Similarly, unbroken pottery is more the exception than the rule at a dig. Only in an undisturbed burial context should you reasonably expect to find intact pots.

With respect to the directionality of the found remains for mudbrick and pottery fragments, maybe that had something to do with the prevailing wind direction for the area in ancient times. A steady wind off the Dead Sea could have blown debris material towards the northeast. Blown debris covering fallen mud bricks in the northeastern sections of the site would have preserved them from eroding away.

Wind blowing off the Dead Sea may have also had something to do with the concentration of salt and sulphates. These were found in the ash layer marking the end of the site’s Middle Bronze occupation. The site was unoccupied for six or seven centuries until the Iron Age. Core samples indicate that during the Middle Bronze the water level of the Dead Sea had fallen and the south basin was entirely dried up until around 1500 BCE. Over that time, salts blown off a desiccated Dead Sea could have accumulated in high concentrations just offshore.

Vitrified potsherd. Only the top 1mm of the 5mm-thick sherd was melted to glass.
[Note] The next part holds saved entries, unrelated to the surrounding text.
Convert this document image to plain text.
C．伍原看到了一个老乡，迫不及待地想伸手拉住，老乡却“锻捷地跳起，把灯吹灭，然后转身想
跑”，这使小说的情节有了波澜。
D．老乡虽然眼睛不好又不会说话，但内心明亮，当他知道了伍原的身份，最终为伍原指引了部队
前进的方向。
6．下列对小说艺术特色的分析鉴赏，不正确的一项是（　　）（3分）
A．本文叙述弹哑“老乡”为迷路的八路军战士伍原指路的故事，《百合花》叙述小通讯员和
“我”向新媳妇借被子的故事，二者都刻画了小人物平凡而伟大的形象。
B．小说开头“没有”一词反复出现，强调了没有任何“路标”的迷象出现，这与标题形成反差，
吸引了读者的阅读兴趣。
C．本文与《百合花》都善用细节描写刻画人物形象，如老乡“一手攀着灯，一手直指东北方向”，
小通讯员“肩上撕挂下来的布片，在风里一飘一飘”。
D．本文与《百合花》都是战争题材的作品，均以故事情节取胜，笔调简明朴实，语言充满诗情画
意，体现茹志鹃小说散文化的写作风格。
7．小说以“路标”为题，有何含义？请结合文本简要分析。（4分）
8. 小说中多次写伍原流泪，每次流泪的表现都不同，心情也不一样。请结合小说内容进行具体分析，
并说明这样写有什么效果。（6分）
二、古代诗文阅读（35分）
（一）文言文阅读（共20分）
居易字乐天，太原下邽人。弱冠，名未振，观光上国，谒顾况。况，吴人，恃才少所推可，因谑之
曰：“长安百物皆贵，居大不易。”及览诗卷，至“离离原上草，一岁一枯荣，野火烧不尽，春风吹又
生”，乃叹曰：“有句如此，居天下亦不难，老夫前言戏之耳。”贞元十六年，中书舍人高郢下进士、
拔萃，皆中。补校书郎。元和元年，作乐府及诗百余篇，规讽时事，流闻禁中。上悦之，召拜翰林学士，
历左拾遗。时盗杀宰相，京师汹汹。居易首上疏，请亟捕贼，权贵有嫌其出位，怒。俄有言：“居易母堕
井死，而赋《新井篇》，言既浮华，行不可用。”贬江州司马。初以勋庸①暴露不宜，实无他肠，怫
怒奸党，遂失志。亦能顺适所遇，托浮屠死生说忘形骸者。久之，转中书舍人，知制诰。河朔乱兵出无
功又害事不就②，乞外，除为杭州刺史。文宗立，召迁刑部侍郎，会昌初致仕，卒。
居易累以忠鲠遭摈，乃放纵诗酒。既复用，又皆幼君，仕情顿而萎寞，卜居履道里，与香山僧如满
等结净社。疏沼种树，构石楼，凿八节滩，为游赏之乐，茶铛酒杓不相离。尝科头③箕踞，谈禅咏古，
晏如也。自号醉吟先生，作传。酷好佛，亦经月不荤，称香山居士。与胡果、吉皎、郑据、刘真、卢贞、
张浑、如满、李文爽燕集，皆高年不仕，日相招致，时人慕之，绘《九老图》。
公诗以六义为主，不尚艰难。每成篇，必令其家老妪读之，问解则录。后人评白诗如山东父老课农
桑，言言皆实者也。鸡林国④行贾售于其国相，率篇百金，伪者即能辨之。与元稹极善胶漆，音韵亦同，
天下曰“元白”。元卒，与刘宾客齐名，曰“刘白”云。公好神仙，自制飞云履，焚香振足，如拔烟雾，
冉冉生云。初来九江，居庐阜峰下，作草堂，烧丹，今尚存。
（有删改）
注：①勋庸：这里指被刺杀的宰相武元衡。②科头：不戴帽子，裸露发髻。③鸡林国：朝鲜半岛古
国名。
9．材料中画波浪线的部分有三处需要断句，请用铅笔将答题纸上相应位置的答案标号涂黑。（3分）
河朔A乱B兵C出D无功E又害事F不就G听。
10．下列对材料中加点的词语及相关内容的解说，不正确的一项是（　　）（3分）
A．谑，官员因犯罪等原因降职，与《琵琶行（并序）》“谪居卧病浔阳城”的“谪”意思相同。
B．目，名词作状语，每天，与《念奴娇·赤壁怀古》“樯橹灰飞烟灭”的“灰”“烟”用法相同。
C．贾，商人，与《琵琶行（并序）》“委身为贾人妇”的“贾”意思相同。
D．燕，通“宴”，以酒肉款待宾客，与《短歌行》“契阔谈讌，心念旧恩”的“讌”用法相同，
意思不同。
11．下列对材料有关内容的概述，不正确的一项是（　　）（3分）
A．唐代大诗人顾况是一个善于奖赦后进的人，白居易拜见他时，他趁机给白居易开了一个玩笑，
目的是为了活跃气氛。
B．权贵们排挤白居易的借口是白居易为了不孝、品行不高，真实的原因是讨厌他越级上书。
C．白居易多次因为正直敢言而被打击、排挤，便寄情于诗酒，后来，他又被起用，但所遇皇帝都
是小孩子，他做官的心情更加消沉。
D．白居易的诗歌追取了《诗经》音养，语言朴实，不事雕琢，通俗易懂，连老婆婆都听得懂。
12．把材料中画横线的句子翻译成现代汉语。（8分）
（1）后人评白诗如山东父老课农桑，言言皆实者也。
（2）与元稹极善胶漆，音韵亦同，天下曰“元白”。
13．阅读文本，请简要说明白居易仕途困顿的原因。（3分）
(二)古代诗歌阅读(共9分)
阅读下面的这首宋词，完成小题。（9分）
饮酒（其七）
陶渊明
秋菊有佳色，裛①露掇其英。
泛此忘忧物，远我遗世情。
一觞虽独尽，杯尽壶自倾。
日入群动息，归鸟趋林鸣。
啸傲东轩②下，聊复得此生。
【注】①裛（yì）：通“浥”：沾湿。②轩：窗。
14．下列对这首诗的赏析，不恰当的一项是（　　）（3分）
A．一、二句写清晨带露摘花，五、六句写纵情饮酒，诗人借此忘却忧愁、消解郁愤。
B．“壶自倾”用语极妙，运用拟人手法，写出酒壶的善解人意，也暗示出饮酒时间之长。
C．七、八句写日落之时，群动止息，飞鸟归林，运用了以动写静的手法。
The next 2mm of clay was darkened and the bottom 2mm are the natural color. (Photo from paper discussed in this article.)
The vitrified potsherds seem like the strongest pieces of evidence for something unusual. Middle Bronze pots were fired at low temperatures of around 800° C.  They may not have had the technology to fire a pot hot enough to glaze it. But maybe they did. Had there been a flash thermal event of 8000° to 12,000° C, it seems to me that much more than just a few pieces of vitrified pottery would have been found. Sand anywhere in the vicinity should also have been turned the glass. Lightning is known to vitrify sand, soil, and rocks into fulgurite, so imagine what a thermal event such as what was proposed would have done.
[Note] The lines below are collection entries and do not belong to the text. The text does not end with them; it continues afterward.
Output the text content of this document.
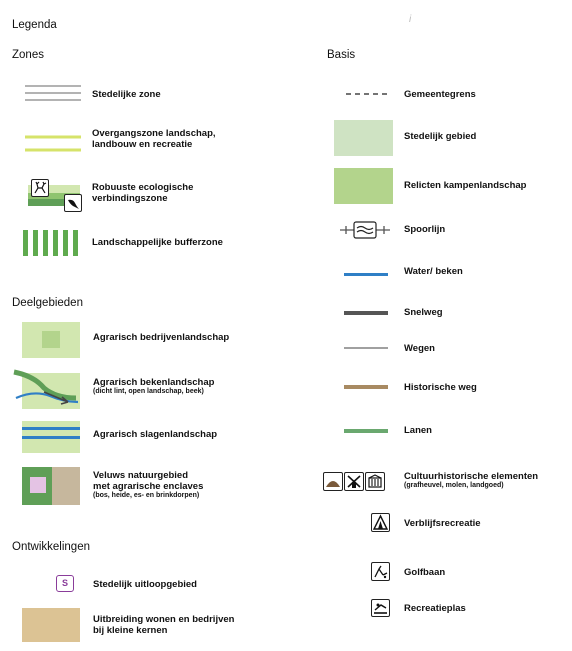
Legenda	i
Zones	Basis
Deelgebieden
Ontwikkelingen
Stedelijke zone
Overgangszone landschap,
landbouw en recreatie
Robuuste ecologische
verbindingszone
Landschappelijke bufferzone
Agrarisch bedrijvenlandschap
Agrarisch bekenlandschap
(dicht lint, open landschap, beek)
Agrarisch slagenlandschap
Veluws natuurgebied
met agrarische enclaves
(bos, heide, es- en brinkdorpen)
S	Stedelijk uitloopgebied
Uitbreiding wonen en bedrijven
bij kleine kernen
Gemeentegrens
Stedelijk gebied
Relicten kampenlandschap
Spoorlijn
Water/ beken
Snelweg
Wegen
Historische weg
Lanen
Cultuurhistorische elementen
(grafheuvel, molen, landgoed)
Verblijfsrecreatie
Golfbaan
Recreatieplas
The “melt rock” was a surface-level find, so who knows where and when it came from.

The paper goes on to identifier several typical markers of an airburst event. I’m not convinced that an aerial burst would generate those kinds of markers, but the point is moot because the authors go on to  admit that preliminary analysis reveals some of these markers at the Hammam site, “but not at compelling levels.” If it’s not compelling to them, it’s certainly ain’t compelling to me.

Evidence Demands a Verdict

One thing not mentioned by the article involves the conditions at other sites in the area. The Bible states that Sodom was only one of the “cities of the plain”. In addition to Sodom, there’s the well-known sister site of Gomorrah and the less-known cities of Admah and Zeboiim. Being the largest ruin in the area, Tall el-Hammam is supposedly the main city of Sodom and the neighboring Tall Kafrayn is assumed to be Gomorrah. Tall Nimrin is proposed as Admah and other sites for Zeboiim.

If a meteoritic airburst took out Sodom, it would have affected the neighboring cities as well. I reviewed the papers from the teams excavating Tall Kafrayn and Tall Nimrin and nothing out of the ordinary was mentioned there. Maybe I missed it. Or maybe the teams exploring those sites failed to spot salt haze and vitrified potsherds.

Where does this leave us? The physical evidence proposed for a meteoritic airburst hardly seems conclusive. There are simpler alternate explanations that come to my mind. I would think that an expert in the field would be able to suggest more likely explanations than what I was able to come up with. We would also need to see evidence from other sites in the Jordan plain, not just Tall el-Hammam.

I am sympathetic to the airburst theory. A major catastrophe like that would be remembered for centuries and handed down in legends. It would be cool if it were true. But based on the physical evidence presented, I have to conclude that it is not. Or at best, not proven.

Tall el-Hammam may have been the biblical city once known as Sodom, but that doesn’t mean it was destroyed by an exploding meteor.